シズヲ

フリーズ/地獄の相続人のシズヲのレビュー・感想・評価

フリーズ/地獄の相続人(1995年製作の映画)
2.7
ゴールドラッシュに湧く19世紀末のアラスカ、混血の先住民が鉱山の採掘権を貪る資本家一味を相手に逃避行を繰り広げる。いかに現代西部劇的な題材で(90年代だけど)、白人による先住民の土地への侵略と搾取が描かれる。雪原が舞台の西部劇は稀にあるものの、西部ではなく極寒のアラスカ州ノームを舞台にしているのは何だか珍しい(『アラスカ魂』とかあるけど)。あまり深く掘り下げられる訳でもないけど、“白人と先住民”だけでなく“アメリカ人と移民”という形で二重の制圧構造が見られるのも印象的。脚本にセルジオ・ドナティが関わっててちょっと驚くが、実際どことなくマカロニ・ウエスタンのようなこじんまり感がある。『地獄の相続人』という冴えない邦題もある意味でマカロニ的。

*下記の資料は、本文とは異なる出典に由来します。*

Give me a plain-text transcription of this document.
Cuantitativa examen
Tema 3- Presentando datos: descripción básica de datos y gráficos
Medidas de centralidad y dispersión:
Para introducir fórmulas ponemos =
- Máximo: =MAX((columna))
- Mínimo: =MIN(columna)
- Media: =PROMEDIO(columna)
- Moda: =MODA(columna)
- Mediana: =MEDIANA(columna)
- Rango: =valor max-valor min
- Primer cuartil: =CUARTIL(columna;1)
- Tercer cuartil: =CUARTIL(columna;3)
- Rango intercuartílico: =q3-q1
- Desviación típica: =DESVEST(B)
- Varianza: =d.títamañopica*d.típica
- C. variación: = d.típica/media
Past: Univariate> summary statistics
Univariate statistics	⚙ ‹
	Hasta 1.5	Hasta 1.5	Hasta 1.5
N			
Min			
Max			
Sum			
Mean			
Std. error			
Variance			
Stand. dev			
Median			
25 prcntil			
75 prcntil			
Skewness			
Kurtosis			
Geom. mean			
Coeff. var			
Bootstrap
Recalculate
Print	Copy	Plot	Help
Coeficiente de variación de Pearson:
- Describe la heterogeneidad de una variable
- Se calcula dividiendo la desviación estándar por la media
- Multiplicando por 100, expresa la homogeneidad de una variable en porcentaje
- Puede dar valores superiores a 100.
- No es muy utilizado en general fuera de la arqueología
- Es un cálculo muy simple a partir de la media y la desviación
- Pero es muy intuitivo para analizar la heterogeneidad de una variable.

吹雪が荒れるアラスカでのロケーションは実に寒々しくて印象深いし、馬ではなく犬ぞりによって追撃をする絵面も通常の西部劇では見られないので新鮮。とはいえ肝心の演出はどうにも凡庸で、何処となくB級的な安っぽさが否めない。雪原という映像のインパクトに頼っているせいかアクション的には然程面白味が無いし、良くも悪くも小規模に纏めているせいかテーマに対する深みや見識も感じられない。それゆえ「土地は所有するものではなく敬うもの」という総括っぽい独白もそんなに響いてこない。終盤に明かされる悪役の秘密ももうちょっと面白く活用できそうだったのに、結局あんまり掘り下げられなかったのが惜しい。

「悪党一味になんか見覚えあるオッサンいるなあ」と思ってたらバート・ヤングでこれまた驚かされる。ふてぶてしいアウトローぶりが何気なく印象に残る。